We say Gulf to avoid calling it Persian or Arabian. When that placid world of pearl hunters, camel breeders and date growers became an oil lake, the old enmity between Arabs and Persians was expressed through the geopolitical conflict between Saudi Arabia and Iran. That tension extends the secular competition between the Al-Nahyans of Abu Dhabi and the Al-Thanis of Qatar, who of late have used culture and sports to promote their political agendas, and this context frames the two latest iconic works: the Louvre Abu Dhabi by the French Jean Nouvel and the Qatar National Library by the Dutch Rem Koolhaas. Abu Dhabi and the rest of the United Arab Emirates are closely connected to Saudi Arabia, while Qatar has followed its own path, favoring the ‘Arab Spring’ through the influential Al-Jazeera and establishing strong ties with the Iran of the Ayatollahs.
The religious and political clash between the two branches of Islam, Sunnis and Shiites, is reflected today in the diplomatic isolation of Qatar, which despite sharing with Saudis the Wahabite variant of Sunnism, is accused by Saudi Arabia, the Emirates, Bahrein and Egypt of protecting terrorist groups and of becoming a vehicle for revolutionary ideas from Iran, country with which it shares the exploitation of natural gas sites in the Gulf.

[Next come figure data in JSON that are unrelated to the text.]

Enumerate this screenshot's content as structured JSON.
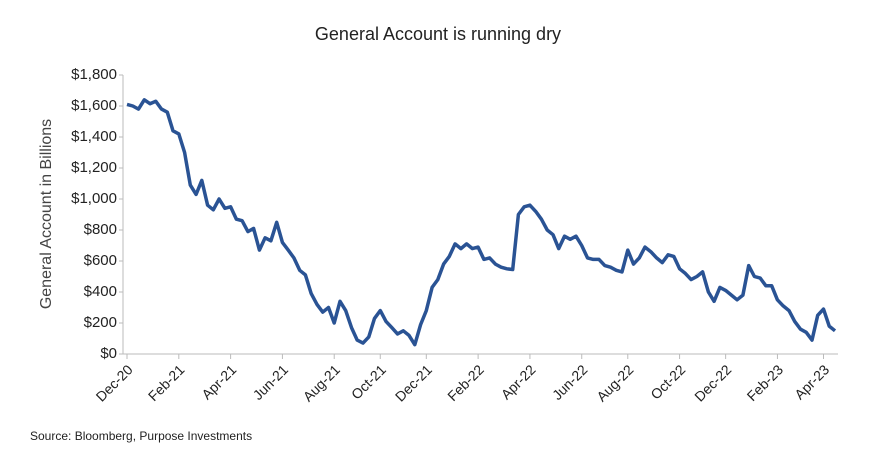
{
  "chart_data": {
    "type": "line",
    "title": "General Account is running dry",
    "y_label": "General Account in Billions",
    "source": "Source: Bloomberg, Purpose Investments",
    "categories": [
      "Dec-20",
      null,
      null,
      null,
      null,
      null,
      null,
      null,
      null,
      "Feb-21",
      null,
      null,
      null,
      null,
      null,
      null,
      null,
      null,
      "Apr-21",
      null,
      null,
      null,
      null,
      null,
      null,
      null,
      null,
      "Jun-21",
      null,
      null,
      null,
      null,
      null,
      null,
      null,
      null,
      "Aug-21",
      null,
      null,
      null,
      null,
      null,
      null,
      null,
      "Oct-21",
      null,
      null,
      null,
      null,
      null,
      null,
      null,
      "Dec-21",
      null,
      null,
      null,
      null,
      null,
      null,
      null,
      null,
      "Feb-22",
      null,
      null,
      null,
      null,
      null,
      null,
      null,
      null,
      "Apr-22",
      null,
      null,
      null,
      null,
      null,
      null,
      null,
      null,
      "Jun-22",
      null,
      null,
      null,
      null,
      null,
      null,
      null,
      "Aug-22",
      null,
      null,
      null,
      null,
      null,
      null,
      null,
      null,
      "Oct-22",
      null,
      null,
      null,
      null,
      null,
      null,
      null,
      "Dec-22",
      null,
      null,
      null,
      null,
      null,
      null,
      null,
      null,
      "Feb-23",
      null,
      null,
      null,
      null,
      null,
      null,
      null,
      "Apr-23",
      null,
      null
    ],
    "series": [
      {
        "color": "#2a5394",
        "values": [
          1610,
          1600,
          1580,
          1640,
          1615,
          1630,
          1580,
          1560,
          1440,
          1420,
          1300,
          1090,
          1030,
          1120,
          960,
          930,
          1000,
          940,
          950,
          870,
          860,
          790,
          810,
          670,
          750,
          730,
          850,
          720,
          670,
          620,
          540,
          510,
          390,
          320,
          270,
          300,
          200,
          340,
          280,
          170,
          90,
          70,
          110,
          230,
          280,
          210,
          170,
          130,
          150,
          120,
          60,
          190,
          280,
          430,
          480,
          580,
          630,
          710,
          680,
          710,
          680,
          690,
          610,
          620,
          580,
          560,
          550,
          545,
          900,
          950,
          960,
          920,
          870,
          800,
          770,
          680,
          760,
          740,
          760,
          700,
          620,
          610,
          610,
          570,
          560,
          540,
          530,
          670,
          580,
          620,
          690,
          660,
          620,
          590,
          640,
          630,
          550,
          520,
          480,
          500,
          530,
          400,
          340,
          430,
          410,
          380,
          350,
          380,
          570,
          500,
          490,
          440,
          440,
          350,
          310,
          280,
          210,
          160,
          140,
          90,
          250,
          290,
          180,
          150
        ]
      }
    ],
    "ylim": [
      0,
      1800
    ],
    "yticks": [
      {
        "value": 0,
        "label": "$0"
      },
      {
        "value": 200,
        "label": "$200"
      },
      {
        "value": 400,
        "label": "$400"
      },
      {
        "value": 600,
        "label": "$600"
      },
      {
        "value": 800,
        "label": "$800"
      },
      {
        "value": 1000,
        "label": "$1,000"
      },
      {
        "value": 1200,
        "label": "$1,200"
      },
      {
        "value": 1400,
        "label": "$1,400"
      },
      {
        "value": 1600,
        "label": "$1,600"
      },
      {
        "value": 1800,
        "label": "$1,800"
      }
    ],
    "grid": false
  }
}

The air, sea and land blockade of Qatar, which has been formulating an ambitious policy independent from its neighbors– materialized in symbolic achievements like hosting the World Cup in 2022, which has meant building twelve new stadiums in the country – , has its latest chapter in the Saudi project to build a canal in its own territory aiming to boost touristic developments, but in the process also turning the Qatar Peninsula into an island.
In the campaign for media visibility between Abu Dhabi and Qatar, the recently completed monumental constructions in both countries play a symbolic role that one is tempted to associate with their respective strategic agendas: while the Emirate has played a conservative and traditionalist role, the friendly and ethereal curves of the museum in Saadiyat Island – ‘Happiness Island’ – speak a female language; and there is no better expression of the masculine assertiveness of Qatar than the hard edges of the library, that lifts its violent folds in the cultural district of Doha. I do not know if Rem Koolhaas is from Mars and Jean Nouvel is from Venus, but the poet Rafael Alberti titled Golfo de sombras (Gulf of Shadows) his book devoted to the female sex, and in the tangled sky of the Louvre dome many shall see Courbet’s L’origine du monde, a painting that will never be displayed in the Gulf.